La deforestazione in Africa ha favorito il rischio Ebola

155854850-caee487a-3f70-4f28-bcc5-2518089209e2[di Claudio Cucciatti su Repubblica] Esiste un nesso tra pazienti e abbattimento degli alberi. Lo sostiene uno studio pubblicato su Scientific Reports. L’esperta: “L’apertura di nuovi spazi ha favorito il contatto con l’uomo”

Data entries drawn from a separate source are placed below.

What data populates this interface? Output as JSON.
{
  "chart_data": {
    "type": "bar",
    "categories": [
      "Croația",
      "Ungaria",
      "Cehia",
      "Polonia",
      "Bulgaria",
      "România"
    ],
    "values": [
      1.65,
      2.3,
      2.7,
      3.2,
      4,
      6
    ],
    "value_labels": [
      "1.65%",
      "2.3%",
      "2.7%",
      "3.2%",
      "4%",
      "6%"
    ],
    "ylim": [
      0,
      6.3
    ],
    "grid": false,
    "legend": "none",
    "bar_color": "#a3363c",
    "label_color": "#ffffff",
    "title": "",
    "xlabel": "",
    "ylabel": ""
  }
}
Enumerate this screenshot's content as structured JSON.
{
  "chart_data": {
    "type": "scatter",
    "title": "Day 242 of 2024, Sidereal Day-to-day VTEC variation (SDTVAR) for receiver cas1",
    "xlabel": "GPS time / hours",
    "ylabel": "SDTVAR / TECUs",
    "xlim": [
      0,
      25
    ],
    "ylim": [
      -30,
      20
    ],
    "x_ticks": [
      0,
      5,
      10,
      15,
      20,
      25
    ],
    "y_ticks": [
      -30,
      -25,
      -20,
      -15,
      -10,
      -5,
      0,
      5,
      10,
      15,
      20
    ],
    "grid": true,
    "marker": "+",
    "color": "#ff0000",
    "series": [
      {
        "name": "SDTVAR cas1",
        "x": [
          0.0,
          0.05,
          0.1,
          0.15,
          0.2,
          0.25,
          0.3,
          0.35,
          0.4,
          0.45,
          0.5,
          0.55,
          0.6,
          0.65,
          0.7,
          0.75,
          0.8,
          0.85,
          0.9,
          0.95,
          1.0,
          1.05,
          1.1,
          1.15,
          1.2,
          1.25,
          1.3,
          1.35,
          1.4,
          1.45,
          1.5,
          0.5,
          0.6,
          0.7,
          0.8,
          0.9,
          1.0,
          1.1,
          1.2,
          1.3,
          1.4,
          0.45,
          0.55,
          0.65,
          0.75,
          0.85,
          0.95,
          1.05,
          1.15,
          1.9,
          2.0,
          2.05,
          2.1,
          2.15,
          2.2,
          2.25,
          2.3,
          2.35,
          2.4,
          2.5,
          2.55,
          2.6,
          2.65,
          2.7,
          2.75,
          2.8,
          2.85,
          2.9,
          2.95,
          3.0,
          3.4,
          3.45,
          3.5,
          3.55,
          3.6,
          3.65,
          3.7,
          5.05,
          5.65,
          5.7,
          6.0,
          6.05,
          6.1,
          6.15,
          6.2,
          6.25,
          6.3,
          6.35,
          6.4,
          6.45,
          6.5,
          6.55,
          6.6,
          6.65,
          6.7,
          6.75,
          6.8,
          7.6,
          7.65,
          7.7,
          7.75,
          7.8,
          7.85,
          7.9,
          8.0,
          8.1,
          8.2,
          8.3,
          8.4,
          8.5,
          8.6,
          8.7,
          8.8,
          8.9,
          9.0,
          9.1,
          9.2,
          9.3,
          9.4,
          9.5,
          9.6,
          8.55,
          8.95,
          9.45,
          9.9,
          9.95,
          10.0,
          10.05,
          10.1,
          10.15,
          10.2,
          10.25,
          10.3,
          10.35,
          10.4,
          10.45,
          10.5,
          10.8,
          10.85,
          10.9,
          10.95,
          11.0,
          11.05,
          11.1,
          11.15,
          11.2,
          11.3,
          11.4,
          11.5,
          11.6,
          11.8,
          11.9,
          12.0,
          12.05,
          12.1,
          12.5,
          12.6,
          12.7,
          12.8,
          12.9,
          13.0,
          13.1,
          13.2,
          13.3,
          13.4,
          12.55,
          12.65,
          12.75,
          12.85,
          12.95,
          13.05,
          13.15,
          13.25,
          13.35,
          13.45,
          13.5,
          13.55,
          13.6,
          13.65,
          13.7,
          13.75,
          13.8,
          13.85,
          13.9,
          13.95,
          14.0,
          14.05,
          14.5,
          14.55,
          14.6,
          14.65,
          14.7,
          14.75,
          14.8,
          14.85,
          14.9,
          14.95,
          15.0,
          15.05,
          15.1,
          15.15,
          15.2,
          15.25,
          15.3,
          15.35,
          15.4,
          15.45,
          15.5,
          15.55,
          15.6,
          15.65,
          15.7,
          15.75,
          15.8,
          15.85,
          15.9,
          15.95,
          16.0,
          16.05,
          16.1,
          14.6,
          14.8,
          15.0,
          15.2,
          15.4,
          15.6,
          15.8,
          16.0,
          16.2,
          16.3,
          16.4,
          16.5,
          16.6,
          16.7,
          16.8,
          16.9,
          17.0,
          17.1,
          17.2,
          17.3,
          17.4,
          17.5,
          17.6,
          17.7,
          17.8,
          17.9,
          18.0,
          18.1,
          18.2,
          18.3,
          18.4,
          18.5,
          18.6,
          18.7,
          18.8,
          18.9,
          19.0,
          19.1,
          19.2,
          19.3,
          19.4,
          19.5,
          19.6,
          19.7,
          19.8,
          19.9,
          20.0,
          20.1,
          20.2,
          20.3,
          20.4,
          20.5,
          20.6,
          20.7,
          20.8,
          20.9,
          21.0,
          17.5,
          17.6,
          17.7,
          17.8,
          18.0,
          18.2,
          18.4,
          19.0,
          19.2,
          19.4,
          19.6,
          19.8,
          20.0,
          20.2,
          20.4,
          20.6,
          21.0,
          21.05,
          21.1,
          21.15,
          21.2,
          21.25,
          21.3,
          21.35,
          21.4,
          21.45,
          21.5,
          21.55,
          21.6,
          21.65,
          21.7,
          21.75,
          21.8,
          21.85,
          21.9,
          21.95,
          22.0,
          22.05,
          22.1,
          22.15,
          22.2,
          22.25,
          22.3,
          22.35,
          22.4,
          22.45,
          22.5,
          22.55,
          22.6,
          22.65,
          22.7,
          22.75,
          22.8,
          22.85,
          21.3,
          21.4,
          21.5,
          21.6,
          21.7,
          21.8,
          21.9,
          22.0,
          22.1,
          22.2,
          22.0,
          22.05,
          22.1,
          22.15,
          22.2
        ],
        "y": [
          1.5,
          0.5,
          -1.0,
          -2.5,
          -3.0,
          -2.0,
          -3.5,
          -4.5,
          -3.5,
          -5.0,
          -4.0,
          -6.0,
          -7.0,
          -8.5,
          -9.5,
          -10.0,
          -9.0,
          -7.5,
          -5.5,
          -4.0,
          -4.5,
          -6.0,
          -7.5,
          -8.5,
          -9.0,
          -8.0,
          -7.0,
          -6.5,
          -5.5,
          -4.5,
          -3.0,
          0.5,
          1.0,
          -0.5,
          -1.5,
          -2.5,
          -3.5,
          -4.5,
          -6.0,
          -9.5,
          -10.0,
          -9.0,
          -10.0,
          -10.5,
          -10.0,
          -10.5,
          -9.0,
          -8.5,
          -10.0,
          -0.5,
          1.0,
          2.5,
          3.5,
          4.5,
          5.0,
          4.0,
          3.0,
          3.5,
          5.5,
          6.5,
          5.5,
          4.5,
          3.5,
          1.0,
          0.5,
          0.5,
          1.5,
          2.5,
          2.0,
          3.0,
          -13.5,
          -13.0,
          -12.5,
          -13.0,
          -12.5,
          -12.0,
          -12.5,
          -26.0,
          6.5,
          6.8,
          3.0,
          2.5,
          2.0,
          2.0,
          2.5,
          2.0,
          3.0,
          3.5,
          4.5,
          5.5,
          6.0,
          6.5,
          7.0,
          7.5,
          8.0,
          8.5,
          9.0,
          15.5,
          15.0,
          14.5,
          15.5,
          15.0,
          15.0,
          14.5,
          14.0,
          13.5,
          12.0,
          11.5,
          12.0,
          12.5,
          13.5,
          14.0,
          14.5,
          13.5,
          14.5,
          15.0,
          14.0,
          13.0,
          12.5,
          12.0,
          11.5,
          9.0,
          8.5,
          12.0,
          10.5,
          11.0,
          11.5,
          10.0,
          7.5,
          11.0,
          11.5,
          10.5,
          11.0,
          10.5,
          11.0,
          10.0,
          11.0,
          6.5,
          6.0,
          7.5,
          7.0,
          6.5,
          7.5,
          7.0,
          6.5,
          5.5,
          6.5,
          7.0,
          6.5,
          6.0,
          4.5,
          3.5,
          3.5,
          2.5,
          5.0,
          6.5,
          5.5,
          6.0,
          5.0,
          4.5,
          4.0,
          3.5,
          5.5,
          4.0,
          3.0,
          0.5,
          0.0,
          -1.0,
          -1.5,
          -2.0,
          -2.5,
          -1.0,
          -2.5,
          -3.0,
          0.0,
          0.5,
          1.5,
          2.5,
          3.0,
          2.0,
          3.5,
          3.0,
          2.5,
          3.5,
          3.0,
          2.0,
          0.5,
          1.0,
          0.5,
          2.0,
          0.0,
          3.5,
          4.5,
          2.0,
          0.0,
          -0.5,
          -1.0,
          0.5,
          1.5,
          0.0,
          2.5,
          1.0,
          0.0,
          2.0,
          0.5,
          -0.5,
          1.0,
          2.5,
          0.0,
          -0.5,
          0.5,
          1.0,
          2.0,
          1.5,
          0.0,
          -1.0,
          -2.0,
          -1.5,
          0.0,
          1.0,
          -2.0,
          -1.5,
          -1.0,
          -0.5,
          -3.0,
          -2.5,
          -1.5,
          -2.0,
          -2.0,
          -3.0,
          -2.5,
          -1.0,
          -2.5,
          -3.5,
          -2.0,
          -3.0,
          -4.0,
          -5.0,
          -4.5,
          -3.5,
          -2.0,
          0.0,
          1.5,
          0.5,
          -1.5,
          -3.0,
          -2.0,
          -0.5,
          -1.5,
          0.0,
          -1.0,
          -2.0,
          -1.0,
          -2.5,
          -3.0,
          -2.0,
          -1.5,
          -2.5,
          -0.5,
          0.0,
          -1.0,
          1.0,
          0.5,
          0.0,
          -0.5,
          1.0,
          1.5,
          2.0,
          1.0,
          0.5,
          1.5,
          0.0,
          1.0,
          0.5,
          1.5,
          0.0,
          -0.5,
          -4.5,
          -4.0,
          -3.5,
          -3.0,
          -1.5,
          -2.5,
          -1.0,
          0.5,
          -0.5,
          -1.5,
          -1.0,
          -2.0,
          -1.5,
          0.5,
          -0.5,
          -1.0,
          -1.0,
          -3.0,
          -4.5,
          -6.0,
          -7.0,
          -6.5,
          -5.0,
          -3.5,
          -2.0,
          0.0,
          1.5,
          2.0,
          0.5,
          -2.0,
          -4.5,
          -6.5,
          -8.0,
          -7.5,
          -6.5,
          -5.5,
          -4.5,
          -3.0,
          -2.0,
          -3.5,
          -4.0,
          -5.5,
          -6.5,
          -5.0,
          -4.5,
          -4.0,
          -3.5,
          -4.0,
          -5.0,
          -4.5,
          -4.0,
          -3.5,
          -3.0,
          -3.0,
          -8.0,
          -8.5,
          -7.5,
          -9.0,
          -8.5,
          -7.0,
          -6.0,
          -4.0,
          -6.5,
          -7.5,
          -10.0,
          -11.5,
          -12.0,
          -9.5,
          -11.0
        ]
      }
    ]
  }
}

L’attività umana ha favorito la diffusione del virus Ebola. A causa della frammentazione delle foreste il livello di contagio dagli animali all’uomo è salito. Uno studio del Politecnico di Milano, pubblicato su Scientific Reports, sostiene che esista una relazione tra l’abbattimento degli alberi e alcuni focolai della malattia in Africa centrale e occidentale tra il 2004 e il 2014. “Gli ‘animali-serbatoio’ hanno saputo adattarsi al cambiamento del proprio habitat – spiega Maria Cristina Rulli, docente di water and food security che ha condotto la ricerca insieme ai colleghi della Fondazione centro Euro-Mediterraneo sui cambiamenti climatici, della Massey University e dell’University of California – e l’apertura di nuovi spazi ha favorito il contatto con l’uomo”.

Lo studio. La ricerca si è basata su undici casi autonomi di contagio da animale a uomo in Uganda, Repubblica democratica del Congo, Sudan, Repubblica del Congo e Guinea. Si è riscontrato che i siti di prima infezione da ebolavirus, rispetto alla media dei Paesi africani, sono i luoghi con una densità di popolazione maggiore, con una presenza massiccia di terreno coperto da foreste e con un’alta percentuale di frammentazione o di incremento di essa.

Mentre la deforestazione cancella grandi aree di verde in maniera indiscriminata, la frammentazione colpisce piccole zone di una foresta, a macchia di leopardo. “L’azione dell’uomo – spiega Rulli – ha permesso comunque agli animali-serbatoio, che sono specie generaliste, cioè in grado di adattarsi alle nuove condizioni, di approfittare dell’assenza di vegetazione per spingersi verso gli insediamenti umani”.

Il virus. Tra i portatori putativi, ritenuti cioè diffusori del virus, due tipi di pipistrello: il myonycteris torquata e l’epomops franqueti. Al momento, però, manca la conferma scientifica su quale animale abbia incubato il virus. “Il nostro studio – chiarisce la professoressa del Politecnico – è robusto qualunque si rivelerà la specie portatrice del virus, purché sia un animale selvatico che vive nelle foreste analizzate, perché ci siamo concentrati sugli effetti della frammentazione”.

Gli sviluppi. Quando si parla di foreste a rischio, il pensiero corre alle emissioni di anidride carbonica, alle variazioni del suolo e ai danni idrologici. “Tra gli effetti collaterali, dopo questi risultati, dovremo tenere conto anche della proliferazione delle malattie, tra le quali zoonosi come ebola e altre patologie. Il nostro compito non è quello di dire cosa non fare – conclude Rulli – ma capire le conseguenze che ogni alterazione dell’ambiente può generare”.

I numeri. L’epidemia di Ebola ha colpito principalmente l’Africa occidentale. Guinea, Sierra Leone e Liberia sono stati i Paesi che hanno pagato il conto più salato. Il virus ha colpito più di 28mila persone e ha provocato oltre 11mila morti. Nel gennaio del 2016 l’Organizzazione mondiale della sanità ha dichiarato conclusa l’epidemia a più di due anni dal primo caso registrato, quando ad ammalarsi fu un bambino in Guinea, ritenuto il paziente zero.